Once you’re done tempering at home, you can finish it above fire “as hot as you can dream,” Andrés says. And just as important, this process lets you eat rare meat without worrying about it being cold when you cut into it.
“There’s nothing worse than meat that’s cold on the inside,” Andrés says. “Tempering works unbelievably well for the people like me who like our meat rare or, at most, at the edge of medium-rare.”
Yes, it might take 45 minutes to temper a thick steak in a 250-degree oven, Thomas says, but just factor that into your prep time, and do it while you’re simultaneously seasoning vegetables or making side dishes. Plus, you can temper your meat, set it aside and wait a while to grill it if you’re busy with the rest of dinner.
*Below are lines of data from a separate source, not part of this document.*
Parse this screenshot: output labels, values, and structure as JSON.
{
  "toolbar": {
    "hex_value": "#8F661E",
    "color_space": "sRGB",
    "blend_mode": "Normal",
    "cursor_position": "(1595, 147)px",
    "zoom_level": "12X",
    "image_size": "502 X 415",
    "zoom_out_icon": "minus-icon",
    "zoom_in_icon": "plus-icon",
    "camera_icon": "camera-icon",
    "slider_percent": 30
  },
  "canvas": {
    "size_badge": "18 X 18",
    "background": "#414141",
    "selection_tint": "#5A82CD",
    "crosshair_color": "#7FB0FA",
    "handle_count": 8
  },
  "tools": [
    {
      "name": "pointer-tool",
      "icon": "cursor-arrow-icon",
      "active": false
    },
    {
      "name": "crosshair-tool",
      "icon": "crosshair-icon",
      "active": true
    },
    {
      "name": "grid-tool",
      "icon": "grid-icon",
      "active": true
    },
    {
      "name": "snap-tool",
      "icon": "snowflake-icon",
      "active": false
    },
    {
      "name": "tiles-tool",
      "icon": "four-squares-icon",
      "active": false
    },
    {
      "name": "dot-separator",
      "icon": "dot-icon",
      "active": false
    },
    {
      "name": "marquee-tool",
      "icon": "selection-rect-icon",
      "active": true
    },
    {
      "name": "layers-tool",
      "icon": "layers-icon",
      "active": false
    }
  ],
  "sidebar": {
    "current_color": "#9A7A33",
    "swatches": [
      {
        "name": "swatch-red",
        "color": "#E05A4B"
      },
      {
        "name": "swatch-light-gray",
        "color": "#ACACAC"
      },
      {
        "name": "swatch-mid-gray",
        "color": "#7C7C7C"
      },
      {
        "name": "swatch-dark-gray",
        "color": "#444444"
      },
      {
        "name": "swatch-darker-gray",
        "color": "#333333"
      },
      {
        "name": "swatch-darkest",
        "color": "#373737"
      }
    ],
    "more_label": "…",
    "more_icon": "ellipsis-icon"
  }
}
You can also temper burgers and sausages in less time, which helps prevent overcooking when you’re going for a good sear on the grill.
Use High Heat for Fish
Grilling a whole fish without it sticking and flaking all over the place can be difficult. Fortunately, there are a few ways to address this.
“Like always, the key to metal and protein and gelatin and skin is that you need to make sure that the grill is really hot,” Andrés says. “When things are hot, nothing ever sticks.”
Andrés and Thomas also suggest using the metal fish baskets that are designed for grilling.
“The key to those is to get them hot first before you put the fish in,” Thomas says. “Put it in the oven or the grill and rub some oil on it.”
Or you can make a foil pouch with holes in it as an alternative to a grill basket, Thomas suggests.
Another method is something Andrés saw at Güeyu Mar, a restaurant in Asturias, Spain. A whole fish is cut into pieces, so the flesh can be grilled directly with the skin further away from the flames. Instead of over-charred skin, you get something wondrous.
“You get a lot of gelatin,” Andrés says. “A lot of people don’t use the skin. They’re probably missing the best part.”
When You're Grilling Vegetables, Skin is Your Friend
“Vegetables are a natural for the grill,” Andrés says. “Eggplants are easy. The way I like to do it is the way we do it in Catalonia. We grill the whole eggplant; the skin is a good protector for the flesh. Onions are very good if you’re patient because you can burn the entire onion outside, and inside the flesh is soft.”
Andrés thinks that corn is perfect for the grill, too, and that whole potatoes work well if you cover them in aluminum foil and put them atop charcoal.
Vegetables are easy, Thomas adds, because you don’t need to do much. Just buy what’s seasonal and fresh at the local market, add a little oil, salt and pepper, and you’re ready to grill. This prep can be done, of course, when your steak is tempering.